The One Big Lie He Tells the Other Woman to Have a Sexual Affair
One of the most hurtful aspects of an affair is the discovery that intimate details of your relationship with your husband or boyfriend have been shared with an outside party. And not just the lovey-dovey, happy details, oh no! We're talking the dirty, deep, dark details that you don't even want your best friends to know about. As if this weren't bad enough, he's not sharing them with someone you even know or trust - but another woman he shares passionate interest in!
Most cheating men know that they'll have to justify their infidelity to the other woman at some point in their relationship, whether it's in the very beginning or at the very point in which they decide to voluntarily inform them. As numerous women don't stand for cheating, there's a chance that most of the women he approaches brushes him off. On the other hand, there are still women who allow themselves to remain involved with such a man.
Why is this?
Simple: He justifies that they "understand him" and "you don't."
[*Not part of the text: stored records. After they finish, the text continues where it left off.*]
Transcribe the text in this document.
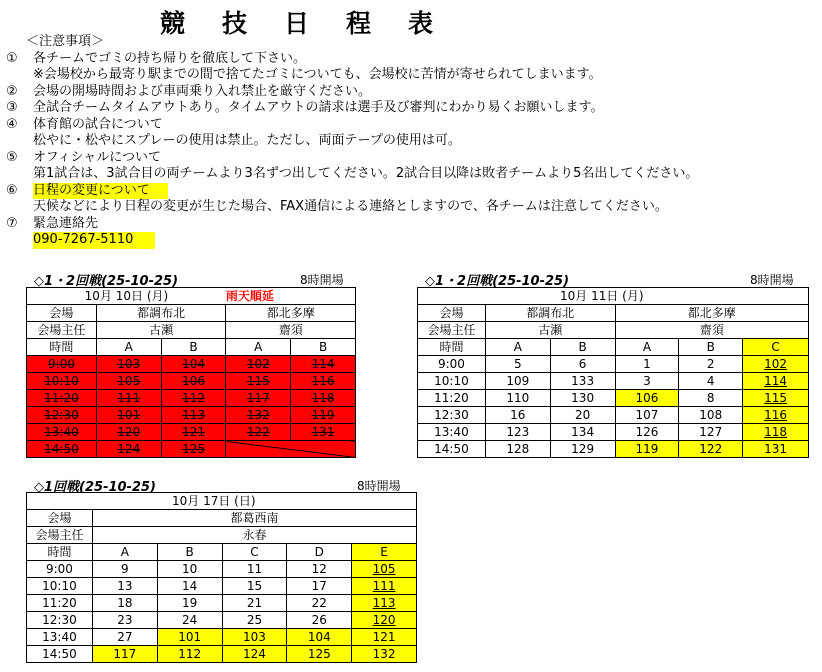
競 技 日 程 表
＜注意事項＞
①	各チームでゴミの持ち帰りを徹底して下さい。
※会場校から最寄り駅までの間で捨てたゴミについても、会場校に苦情が寄せられてしまいます。
②	会場の開場時間および車両乗り入れ禁止を厳守ください。
③	全試合チームタイムアウトあり。タイムアウトの請求は選手及び審判にわかり易くお願いします。
④	体育館の試合について
松やに・松やにスプレーの使用は禁止。ただし、両面テープの使用は可。
⑤	オフィシャルについて
第1試合は、3試合目の両チームより3名ずつ出してください。2試合目以降は敗者チームより5名出してください。
⑥	日程の変更について
天候などにより日程の変更が生じた場合、FAX通信による連絡としますので、各チームは注意してください。
⑦	緊急連絡先
090-7267-5110
◇1・2回戦(25-10-25)	8時開場
10月 10日 (月)			雨天順延	
会場	都調布北		都北多摩	
会場主任	古瀬		齋須	
時間	A	B	A	B
9:00	103	104	102	114
10:10	105	106	115	116
11:20	111	112	117	118
12:30	101	113	132	119
13:40	120	121	122	131
14:50	124	125		
◇1・2回戦(25-10-25)	8時開場
10月 11日 (月)					
会場	都調布北		都北多摩		
会場主任	古瀬		齋須		
時間	A	B	A	B	C
9:00	5	6	1	2	102
10:10	109	133	3	4	114
11:20	110	130	106	8	115
12:30	16	20	107	108	116
13:40	123	134	126	127	118
14:50	128	129	119	122	131
◇1回戦(25-10-25)	8時開場
10月 17日 (日)					
会場	都葛西南				
会場主任	永春				
時間	A	B	C	D	E
9:00	9	10	11	12	105
10:10	13	14	15	17	111
11:20	18	19	21	22	113
12:30	23	24	25	26	120
13:40	27	101	103	104	121
14:50	117	112	124	125	132
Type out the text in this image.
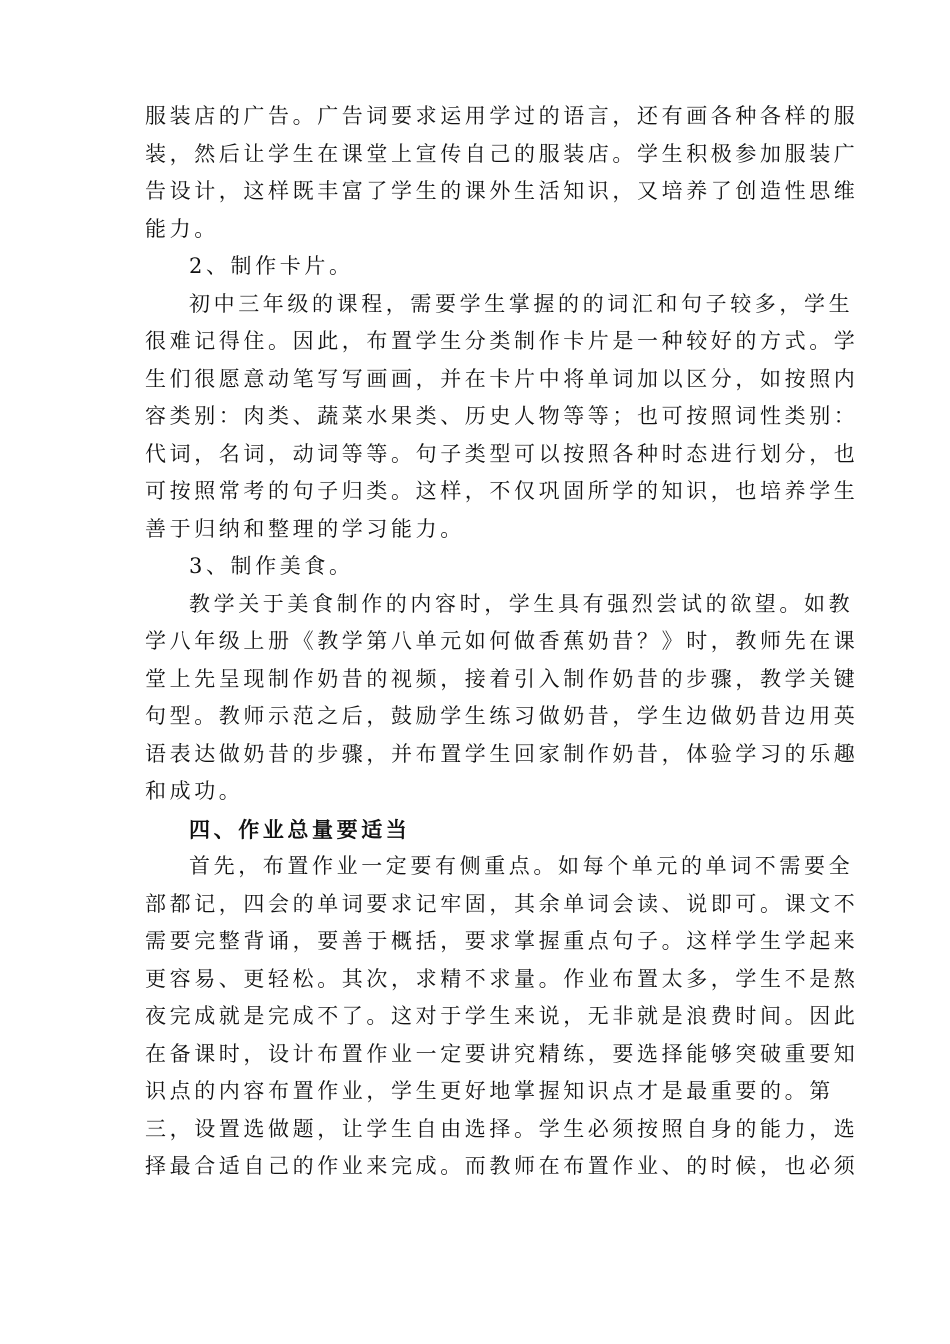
服装店的广告。广告词要求运用学过的语言，还有画各种各样的服
装，然后让学生在课堂上宣传自己的服装店。学生积极参加服装广
告设计，这样既丰富了学生的课外生活知识，又培养了创造性思维
能力。
2、制作卡片。
初中三年级的课程，需要学生掌握的的词汇和句子较多，学生
很难记得住。因此，布置学生分类制作卡片是一种较好的方式。学
生们很愿意动笔写写画画，并在卡片中将单词加以区分，如按照内
容类别：肉类、蔬菜水果类、历史人物等等；也可按照词性类别：
代词，名词，动词等等。句子类型可以按照各种时态进行划分，也
可按照常考的句子归类。这样，不仅巩固所学的知识，也培养学生
善于归纳和整理的学习能力。
3、制作美食。
教学关于美食制作的内容时，学生具有强烈尝试的欲望。如教
学八年级上册《教学第八单元如何做香蕉奶昔？》时，教师先在课
堂上先呈现制作奶昔的视频，接着引入制作奶昔的步骤，教学关键
句型。教师示范之后，鼓励学生练习做奶昔，学生边做奶昔边用英
语表达做奶昔的步骤，并布置学生回家制作奶昔，体验学习的乐趣
和成功。
四、作业总量要适当
首先，布置作业一定要有侧重点。如每个单元的单词不需要全
部都记，四会的单词要求记牢固，其余单词会读、说即可。课文不
需要完整背诵，要善于概括，要求掌握重点句子。这样学生学起来
更容易、更轻松。其次，求精不求量。作业布置太多，学生不是熬
夜完成就是完成不了。这对于学生来说，无非就是浪费时间。因此
在备课时，设计布置作业一定要讲究精练，要选择能够突破重要知
识点的内容布置作业，学生更好地掌握知识点才是最重要的。第
三，设置选做题，让学生自由选择。学生必须按照自身的能力，选
择最合适自己的作业来完成。而教师在布置作业、的时候，也必须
In his mind, anyone but his woman is understanding, compassionate and caring when it comes to his relationship and life troubles. This isn't a completely surprising thought, but what your man fails to understand is that anyone but his wife or girlfriend lacks enough knowledge to determine whether there's a factual basis for what he says. While he laments that you don't "give him space" and others agree this isn't right, they may not understand that his idea of space is disappearing for days at a time without answering the phone or simply checking in to say hello. (Nevermind that impromptu trip to Vegas.)
While you can counter-argue the things he says and does, chances are the other woman doesn't because she assumes that he knows you well enough, and wouldn't lie on you. Remember, his angle is that he loves you unconditionally, even if you're a stubborn woman with security issues, and just needs someone to take his mind off the problems you give him at home, because he's the victim.
Instead of running from this red flag, the other woman will more than likely feel flattered that your man has chosen her to confide in. His lamentations build a false sense of intimacy that plays on her ego, making her further open to his advances. Besides, why would she be upset when he's not talking about her, but talking to her... about your shortcomings?